The explanation is to be found in the Standard's Section 6.8 Ambiguity Resolution:

There is an ambiguity in the grammar involving expression-statements and declarations: An expression-statement with a function-style explicit type conversion [5.2.3] as its leftmost subexpression can be indistinguishable from a declaration where the first declarator starts with a (. In those cases the statement is a declaration .

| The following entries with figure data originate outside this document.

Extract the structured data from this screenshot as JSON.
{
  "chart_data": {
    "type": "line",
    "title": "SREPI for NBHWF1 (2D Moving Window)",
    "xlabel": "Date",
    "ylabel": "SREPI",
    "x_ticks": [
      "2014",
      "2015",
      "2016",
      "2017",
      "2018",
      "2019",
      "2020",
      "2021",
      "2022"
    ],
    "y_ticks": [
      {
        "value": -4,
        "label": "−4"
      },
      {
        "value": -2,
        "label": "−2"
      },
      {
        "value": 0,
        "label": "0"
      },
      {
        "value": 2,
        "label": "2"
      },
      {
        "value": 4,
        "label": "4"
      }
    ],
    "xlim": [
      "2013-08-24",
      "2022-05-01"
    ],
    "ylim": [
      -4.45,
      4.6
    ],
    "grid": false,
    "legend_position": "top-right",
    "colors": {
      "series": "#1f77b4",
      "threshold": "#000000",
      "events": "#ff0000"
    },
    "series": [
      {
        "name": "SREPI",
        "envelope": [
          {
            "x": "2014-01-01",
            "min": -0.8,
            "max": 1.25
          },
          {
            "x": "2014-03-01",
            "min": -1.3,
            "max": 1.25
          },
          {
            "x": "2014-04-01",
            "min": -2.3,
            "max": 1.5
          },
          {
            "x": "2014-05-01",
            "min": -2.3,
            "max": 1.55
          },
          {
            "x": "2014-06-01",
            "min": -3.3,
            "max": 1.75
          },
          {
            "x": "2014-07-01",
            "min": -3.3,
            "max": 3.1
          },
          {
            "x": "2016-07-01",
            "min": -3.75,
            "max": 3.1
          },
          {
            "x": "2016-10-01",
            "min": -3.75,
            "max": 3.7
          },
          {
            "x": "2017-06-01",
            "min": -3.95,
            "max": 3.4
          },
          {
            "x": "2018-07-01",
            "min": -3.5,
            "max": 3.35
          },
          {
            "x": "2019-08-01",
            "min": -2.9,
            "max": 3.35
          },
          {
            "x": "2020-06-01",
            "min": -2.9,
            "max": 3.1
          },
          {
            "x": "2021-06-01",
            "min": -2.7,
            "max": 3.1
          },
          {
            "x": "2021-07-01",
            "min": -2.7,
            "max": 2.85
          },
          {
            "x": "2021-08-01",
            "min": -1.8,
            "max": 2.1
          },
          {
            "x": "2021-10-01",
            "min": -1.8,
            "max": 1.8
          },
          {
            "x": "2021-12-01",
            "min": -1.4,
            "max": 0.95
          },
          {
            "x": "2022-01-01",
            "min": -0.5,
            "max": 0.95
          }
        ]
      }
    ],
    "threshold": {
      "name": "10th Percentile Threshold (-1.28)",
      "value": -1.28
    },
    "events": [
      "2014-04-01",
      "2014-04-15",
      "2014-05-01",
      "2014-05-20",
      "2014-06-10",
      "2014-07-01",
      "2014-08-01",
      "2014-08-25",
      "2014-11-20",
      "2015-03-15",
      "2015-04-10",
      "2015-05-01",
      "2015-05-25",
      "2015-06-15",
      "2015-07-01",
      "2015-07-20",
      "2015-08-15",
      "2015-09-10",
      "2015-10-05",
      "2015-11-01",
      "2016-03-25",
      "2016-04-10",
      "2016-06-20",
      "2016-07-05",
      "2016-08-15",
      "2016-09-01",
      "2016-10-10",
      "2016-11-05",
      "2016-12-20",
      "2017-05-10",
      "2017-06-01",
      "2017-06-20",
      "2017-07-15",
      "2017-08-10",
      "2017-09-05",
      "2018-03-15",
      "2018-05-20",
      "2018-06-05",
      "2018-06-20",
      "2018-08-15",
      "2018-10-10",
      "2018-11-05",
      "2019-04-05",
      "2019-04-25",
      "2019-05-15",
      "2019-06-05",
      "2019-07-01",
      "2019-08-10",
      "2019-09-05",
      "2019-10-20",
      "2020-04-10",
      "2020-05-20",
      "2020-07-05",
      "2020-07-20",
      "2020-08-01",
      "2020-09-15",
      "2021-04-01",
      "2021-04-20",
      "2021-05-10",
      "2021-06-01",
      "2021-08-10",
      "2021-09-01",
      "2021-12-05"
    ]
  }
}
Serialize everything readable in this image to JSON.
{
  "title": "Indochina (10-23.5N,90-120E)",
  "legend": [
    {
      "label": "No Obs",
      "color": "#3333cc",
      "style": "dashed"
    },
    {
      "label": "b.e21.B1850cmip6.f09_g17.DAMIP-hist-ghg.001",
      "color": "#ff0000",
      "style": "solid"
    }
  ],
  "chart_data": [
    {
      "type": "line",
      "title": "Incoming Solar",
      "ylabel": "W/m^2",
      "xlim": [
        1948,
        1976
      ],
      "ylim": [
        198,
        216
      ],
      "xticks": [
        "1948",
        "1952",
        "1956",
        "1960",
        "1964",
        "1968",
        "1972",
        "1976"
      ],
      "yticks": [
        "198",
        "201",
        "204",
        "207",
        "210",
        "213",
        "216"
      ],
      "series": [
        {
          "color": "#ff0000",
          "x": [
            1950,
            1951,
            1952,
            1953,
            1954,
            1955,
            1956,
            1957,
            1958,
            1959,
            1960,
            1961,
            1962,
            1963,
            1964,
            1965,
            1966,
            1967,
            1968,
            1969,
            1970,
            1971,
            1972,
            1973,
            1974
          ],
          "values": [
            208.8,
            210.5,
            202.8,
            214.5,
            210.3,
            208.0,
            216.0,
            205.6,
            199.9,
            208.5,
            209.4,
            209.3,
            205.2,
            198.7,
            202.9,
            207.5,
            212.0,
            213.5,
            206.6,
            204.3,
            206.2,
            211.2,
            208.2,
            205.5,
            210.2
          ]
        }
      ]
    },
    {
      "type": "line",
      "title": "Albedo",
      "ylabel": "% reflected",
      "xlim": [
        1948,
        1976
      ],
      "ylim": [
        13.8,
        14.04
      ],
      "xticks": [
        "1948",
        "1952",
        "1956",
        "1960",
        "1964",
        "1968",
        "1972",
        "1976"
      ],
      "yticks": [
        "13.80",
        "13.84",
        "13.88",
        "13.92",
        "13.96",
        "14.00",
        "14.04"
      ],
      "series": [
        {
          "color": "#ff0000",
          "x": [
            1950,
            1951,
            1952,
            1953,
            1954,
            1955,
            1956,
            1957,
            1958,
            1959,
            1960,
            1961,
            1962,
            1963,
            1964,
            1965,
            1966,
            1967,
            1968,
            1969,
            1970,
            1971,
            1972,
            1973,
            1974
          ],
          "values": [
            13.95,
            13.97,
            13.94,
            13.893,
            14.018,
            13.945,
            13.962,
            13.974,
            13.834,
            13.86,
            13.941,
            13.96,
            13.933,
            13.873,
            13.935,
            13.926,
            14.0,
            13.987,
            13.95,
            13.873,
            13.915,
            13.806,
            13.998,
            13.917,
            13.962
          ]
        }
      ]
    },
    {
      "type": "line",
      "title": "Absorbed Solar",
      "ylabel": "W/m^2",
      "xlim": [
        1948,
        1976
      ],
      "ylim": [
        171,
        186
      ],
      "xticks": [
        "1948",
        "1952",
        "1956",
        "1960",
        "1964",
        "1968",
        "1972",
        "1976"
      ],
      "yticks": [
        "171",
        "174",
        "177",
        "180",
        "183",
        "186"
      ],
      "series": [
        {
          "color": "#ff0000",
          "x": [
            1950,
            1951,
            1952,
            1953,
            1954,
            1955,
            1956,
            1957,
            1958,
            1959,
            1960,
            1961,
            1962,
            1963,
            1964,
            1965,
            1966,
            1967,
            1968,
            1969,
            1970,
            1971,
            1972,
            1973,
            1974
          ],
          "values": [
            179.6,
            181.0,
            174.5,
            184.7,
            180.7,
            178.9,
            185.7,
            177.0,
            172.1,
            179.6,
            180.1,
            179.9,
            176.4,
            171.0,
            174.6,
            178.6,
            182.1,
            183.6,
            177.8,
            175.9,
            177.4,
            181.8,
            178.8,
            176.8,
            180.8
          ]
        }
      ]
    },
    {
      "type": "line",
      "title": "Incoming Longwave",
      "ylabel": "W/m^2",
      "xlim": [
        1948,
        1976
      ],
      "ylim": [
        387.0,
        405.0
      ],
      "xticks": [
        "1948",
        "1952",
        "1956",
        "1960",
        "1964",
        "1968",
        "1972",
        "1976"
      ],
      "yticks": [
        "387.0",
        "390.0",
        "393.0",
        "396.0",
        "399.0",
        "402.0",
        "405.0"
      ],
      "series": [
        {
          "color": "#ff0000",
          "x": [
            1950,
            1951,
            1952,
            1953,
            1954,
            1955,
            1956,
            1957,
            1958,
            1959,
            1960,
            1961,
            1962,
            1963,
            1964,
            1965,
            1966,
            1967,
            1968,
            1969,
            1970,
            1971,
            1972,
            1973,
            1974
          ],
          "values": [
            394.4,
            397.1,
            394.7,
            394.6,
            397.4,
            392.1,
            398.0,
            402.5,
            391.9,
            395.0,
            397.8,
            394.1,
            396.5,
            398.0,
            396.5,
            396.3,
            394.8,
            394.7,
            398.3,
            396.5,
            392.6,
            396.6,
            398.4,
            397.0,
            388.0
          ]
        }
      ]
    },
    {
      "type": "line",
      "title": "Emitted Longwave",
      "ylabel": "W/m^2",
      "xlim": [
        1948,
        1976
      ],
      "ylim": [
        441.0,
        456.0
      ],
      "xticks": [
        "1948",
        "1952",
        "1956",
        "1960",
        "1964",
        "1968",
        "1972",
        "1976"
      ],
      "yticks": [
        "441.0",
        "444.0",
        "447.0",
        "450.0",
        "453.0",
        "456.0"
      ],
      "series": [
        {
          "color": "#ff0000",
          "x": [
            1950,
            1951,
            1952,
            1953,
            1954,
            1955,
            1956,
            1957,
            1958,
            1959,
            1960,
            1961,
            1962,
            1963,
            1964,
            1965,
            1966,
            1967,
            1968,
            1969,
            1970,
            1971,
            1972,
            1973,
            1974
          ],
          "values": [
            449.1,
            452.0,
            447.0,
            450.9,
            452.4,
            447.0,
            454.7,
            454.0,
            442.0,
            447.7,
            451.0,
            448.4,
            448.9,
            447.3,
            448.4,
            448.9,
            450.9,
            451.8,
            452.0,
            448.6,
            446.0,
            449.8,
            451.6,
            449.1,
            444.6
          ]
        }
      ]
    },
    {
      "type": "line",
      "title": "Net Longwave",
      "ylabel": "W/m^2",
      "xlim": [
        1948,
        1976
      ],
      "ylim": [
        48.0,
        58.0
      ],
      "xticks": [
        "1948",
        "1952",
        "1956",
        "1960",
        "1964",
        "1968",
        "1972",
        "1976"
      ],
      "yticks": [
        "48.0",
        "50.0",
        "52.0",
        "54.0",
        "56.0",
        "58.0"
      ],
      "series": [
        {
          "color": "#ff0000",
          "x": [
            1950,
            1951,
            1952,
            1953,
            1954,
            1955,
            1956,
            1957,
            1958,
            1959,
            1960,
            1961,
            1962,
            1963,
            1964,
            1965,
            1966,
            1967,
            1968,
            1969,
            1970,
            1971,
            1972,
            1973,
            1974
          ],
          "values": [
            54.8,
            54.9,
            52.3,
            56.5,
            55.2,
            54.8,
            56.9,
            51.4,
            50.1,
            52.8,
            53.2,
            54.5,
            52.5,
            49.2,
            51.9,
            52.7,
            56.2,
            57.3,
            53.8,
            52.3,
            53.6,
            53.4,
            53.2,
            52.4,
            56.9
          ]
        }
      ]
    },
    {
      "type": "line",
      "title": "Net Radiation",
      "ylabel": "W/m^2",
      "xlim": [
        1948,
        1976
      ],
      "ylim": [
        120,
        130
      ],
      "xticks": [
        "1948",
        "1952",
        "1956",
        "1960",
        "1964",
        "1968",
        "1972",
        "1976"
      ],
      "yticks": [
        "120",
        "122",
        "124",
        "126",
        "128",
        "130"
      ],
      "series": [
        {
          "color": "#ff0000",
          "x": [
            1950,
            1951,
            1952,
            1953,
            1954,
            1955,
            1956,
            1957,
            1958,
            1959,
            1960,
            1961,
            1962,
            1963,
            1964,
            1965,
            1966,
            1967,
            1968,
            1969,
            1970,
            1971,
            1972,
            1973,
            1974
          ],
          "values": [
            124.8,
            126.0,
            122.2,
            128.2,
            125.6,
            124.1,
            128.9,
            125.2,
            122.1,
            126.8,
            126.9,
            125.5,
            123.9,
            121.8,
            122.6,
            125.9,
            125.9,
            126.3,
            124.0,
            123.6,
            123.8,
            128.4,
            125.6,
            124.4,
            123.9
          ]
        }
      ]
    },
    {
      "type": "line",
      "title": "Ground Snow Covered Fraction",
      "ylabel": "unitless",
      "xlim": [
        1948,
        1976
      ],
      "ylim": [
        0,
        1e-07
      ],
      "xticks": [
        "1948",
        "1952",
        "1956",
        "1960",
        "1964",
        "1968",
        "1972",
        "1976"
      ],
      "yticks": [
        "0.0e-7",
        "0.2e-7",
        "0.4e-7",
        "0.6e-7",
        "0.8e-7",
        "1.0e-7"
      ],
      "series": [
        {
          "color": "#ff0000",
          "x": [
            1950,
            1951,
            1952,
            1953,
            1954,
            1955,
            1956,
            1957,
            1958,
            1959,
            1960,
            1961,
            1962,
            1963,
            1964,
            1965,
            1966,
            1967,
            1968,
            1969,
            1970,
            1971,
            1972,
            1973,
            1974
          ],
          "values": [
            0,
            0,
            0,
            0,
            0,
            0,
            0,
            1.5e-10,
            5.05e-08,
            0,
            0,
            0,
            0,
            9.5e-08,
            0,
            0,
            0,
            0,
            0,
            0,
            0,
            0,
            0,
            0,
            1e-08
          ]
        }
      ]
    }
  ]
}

The Standard then lists T(a); as an example of a statement that is really a declaration. It is equivalent to T a;

This is one variation of the infamous C++ "most vexing parse".

Answer 2

I'm pretty sure your problem is line 26: ScopedLock(m_mutex);

Instead, that should be something like ScopedLock a_variable_name(m_mutex);

When I make that change, I get the expected errors:

constCorrectness.cpp: In member function ‘void X::foo() const’:
constCorrectness.cpp:26: error: no matching function for call to ‘ScopedLock::ScopedLock(const Mutex&)’
constCorrectness.cpp:18: note: candidates are: ScopedLock::ScopedLock(const ScopedLock&)
constCorrectness.cpp:11: note:                 ScopedLock::ScopedLock(Mutex&)
constCorrectness.cpp:10: note:                 ScopedLock::ScopedLock()

Perhaps somebody can interpret ScopedLock(m_mutex) for us? Does it declare a function or something? Instead of calling a constructor as expected by the questioner? Update: Striking this out. I think it's just a variable declaration (ie the brackets are ignored.)

Answer 3

The problem is that the X::foo() method is declared as const - that means that it will not mutate (change) the object.

The ScopedLock() constructor doesn't have a overload that accepts a immutable (const) reference to a Mutex object.

Fixing this requires you declare m_mutex as mutable, or provide an appropriate overloaded ScopedLock() constructor. I'm thinking the former is preferable.